Correction of Bite Disorders in the Jaw (Orthognathic Surgery)

Correction of Bite Disorders in the Jaw (Orthognathic Surgery)
The fulfillment of optimal speech and nutritional function in humans is only possible with an upper and lower jaw harmony that enables healthy closure and bite. When the mouth is closed, the teeth in the lower jaw (Mandible) should fit into their appropriate sockets behind the teeth in the upper jaw (Maxilla) (Normal bite or closing). In case the bite goes out of normal (Malocclusion), problems arise in speech and feeding functions, but it can also cause deformations on the bilateral jaw joint that can progress over time and cause major problems. In addition, the lower jaw of the person being behind the normal (Class-II malocclusion) or being ahead (Class-III malocclusion) can seriously affect the facial appearance and cause a decrease in the self-confidence of the person.
 
The treatment of bite disorders is basically done in two ways. The first of these is the non-surgical treatment applied by orthodontists who have specialized in orthodontics on the faculty of dentistry. Mild bite disorders can be treated in this way. The second treatment option is surgery. The point that should not be forgotten here is that the patient should be prepared for surgery in the presence of an orthodontist. The orthodontic treatment applied before the surgery can take up to one year, and during this period, the patient, the orthodontist and the plastic surgeon are in constant communication. The operation to be performed on the patient is clarified at the end of orthodontic treatment; Only the upper jaw can be intervened, only the lower jaw can be intervened, or both jaws may need intervention. In addition to all these, in some cases, it may be necessary to perform an additional jaw surgery (Genioplasty) in order to achieve optimal facial proportions.
 
The surgery is performed under general anesthesia and its duration is between 2-5 hours depending on the size of the procedures to be performed. All interventions are applied through incisions made in the mouth.

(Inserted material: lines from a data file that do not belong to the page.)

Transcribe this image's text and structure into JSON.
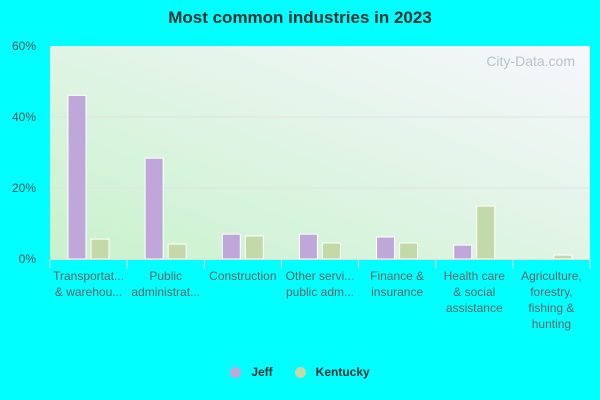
{
  "chart_data": {
    "type": "bar",
    "title": "Most common industries in 2023",
    "categories": [
      [
        "Transportat...",
        "& warehou..."
      ],
      [
        "Public",
        "administrat..."
      ],
      [
        "Construction"
      ],
      [
        "Other servi...",
        "public adm..."
      ],
      [
        "Finance &",
        "insurance"
      ],
      [
        "Health care",
        "& social",
        "assistance"
      ],
      [
        "Agriculture,",
        "forestry,",
        "fishing &",
        "hunting"
      ]
    ],
    "series": [
      {
        "name": "Jeff",
        "color": "#bfa8d9",
        "values": [
          46.1,
          28.4,
          7.0,
          7.0,
          6.2,
          3.9,
          0
        ]
      },
      {
        "name": "Kentucky",
        "color": "#c4d9a8",
        "values": [
          5.6,
          4.2,
          6.5,
          4.5,
          4.5,
          14.9,
          1.1
        ]
      }
    ],
    "ylim": [
      0,
      60
    ],
    "yticks": [
      0,
      20,
      40,
      60
    ],
    "ytick_labels": [
      "0%",
      "20%",
      "40%",
      "60%"
    ],
    "grid": true,
    "legend_position": "bottom",
    "watermark": "City-Data.com"
  }
}
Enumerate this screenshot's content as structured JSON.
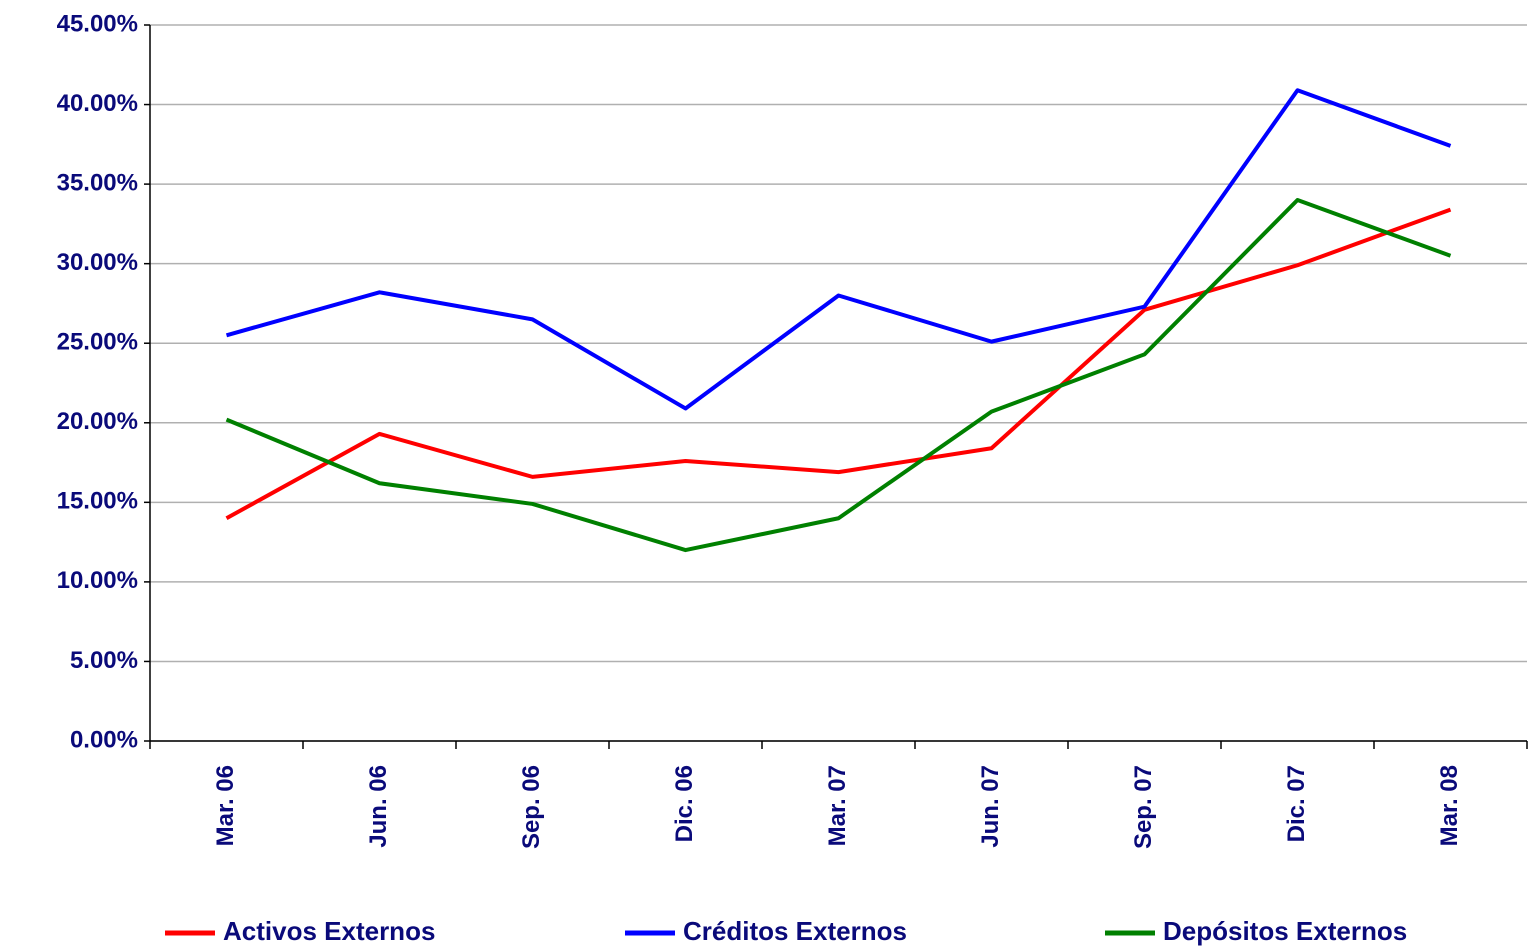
{
  "chart_data": {
    "type": "line",
    "categories": [
      "Mar. 06",
      "Jun. 06",
      "Sep. 06",
      "Dic. 06",
      "Mar. 07",
      "Jun. 07",
      "Sep. 07",
      "Dic. 07",
      "Mar. 08"
    ],
    "series": [
      {
        "name": "Activos Externos",
        "color": "#ff0000",
        "values": [
          14.0,
          19.3,
          16.6,
          17.6,
          16.9,
          18.4,
          27.1,
          29.9,
          33.4
        ]
      },
      {
        "name": "Créditos Externos",
        "color": "#0000ff",
        "values": [
          25.5,
          28.2,
          26.5,
          20.9,
          28.0,
          25.1,
          27.3,
          40.9,
          37.4
        ]
      },
      {
        "name": "Depósitos Externos",
        "color": "#008000",
        "values": [
          20.2,
          16.2,
          14.9,
          12.0,
          14.0,
          20.7,
          24.3,
          34.0,
          30.5
        ]
      }
    ],
    "ylim": [
      0,
      45
    ],
    "yticks": [
      {
        "value": 0,
        "label": "0.00%"
      },
      {
        "value": 5,
        "label": "5.00%"
      },
      {
        "value": 10,
        "label": "10.00%"
      },
      {
        "value": 15,
        "label": "15.00%"
      },
      {
        "value": 20,
        "label": "20.00%"
      },
      {
        "value": 25,
        "label": "25.00%"
      },
      {
        "value": 30,
        "label": "30.00%"
      },
      {
        "value": 35,
        "label": "35.00%"
      },
      {
        "value": 40,
        "label": "40.00%"
      },
      {
        "value": 45,
        "label": "45.00%"
      }
    ],
    "grid": true,
    "legend": "bottom"
  }
}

Most of the cases that apply to us in the clinic are candidates for "double chin" surgery, which requires both the upper and lower jaws to be cut and fixed in the correct place. In this surgery, the chin is separated from all bone connections by first entering the incision made in the mouth for the upper jaw. Then, the splint prepared by the orthodontist is attached to the jaw and the upper jaw is fixed in its correct place by means of titanium plate screws. After this, the lower jaw is reached, the lower jaw is separated from all bone connections and fixed in its correct place with the help of the final splint. At the end of the surgery, the correct bite is checked and the patient is taken to the bed. After the operation, the patients stay in the hospital for 2 or 3 nights and receive the appropriate edema-reducing treatment during this process and are discharged to go to the orthodontist, with their teeth in the appropriate position, their jaws tied together with elastic bands.
 
After discharge, controls by the plastic surgeon and orthodontist begin, as before the surgery. During the healing period, the orthodontist follows the patient in terms of some modifications that will ensure optimal healing, especially keeping the upper and lower jaws connected to each other. The plastic surgeon, on the other hand, carries out surgical follow-ups such as the healing of the suture lines and the condition of the edema on the face. In general, the patient can return to his routine life in the 3rd week after the surgery, in the 3rd-6th week. The final result can be observed with the complete disappearance of facial edema between months.
 
Orthognathic surgery is one of the most difficult operations of plastic surgery, but it is also one of the most promising operations. In addition to the magnitude of the surgery, complications that may cause the need for additional surgical interventions can be encountered after the surgery. The preparation period, which can take up to a year before the surgery, and the recovery period, which lasts for about a month after the surgery, should be taken into consideration, and the patient should talk to his doctor in detail and decide clearly whether he really wants to go on this path. Although the way to go is quite arduous, the aesthetic and functional result obtained after a successful surgery is extremely satisfactory.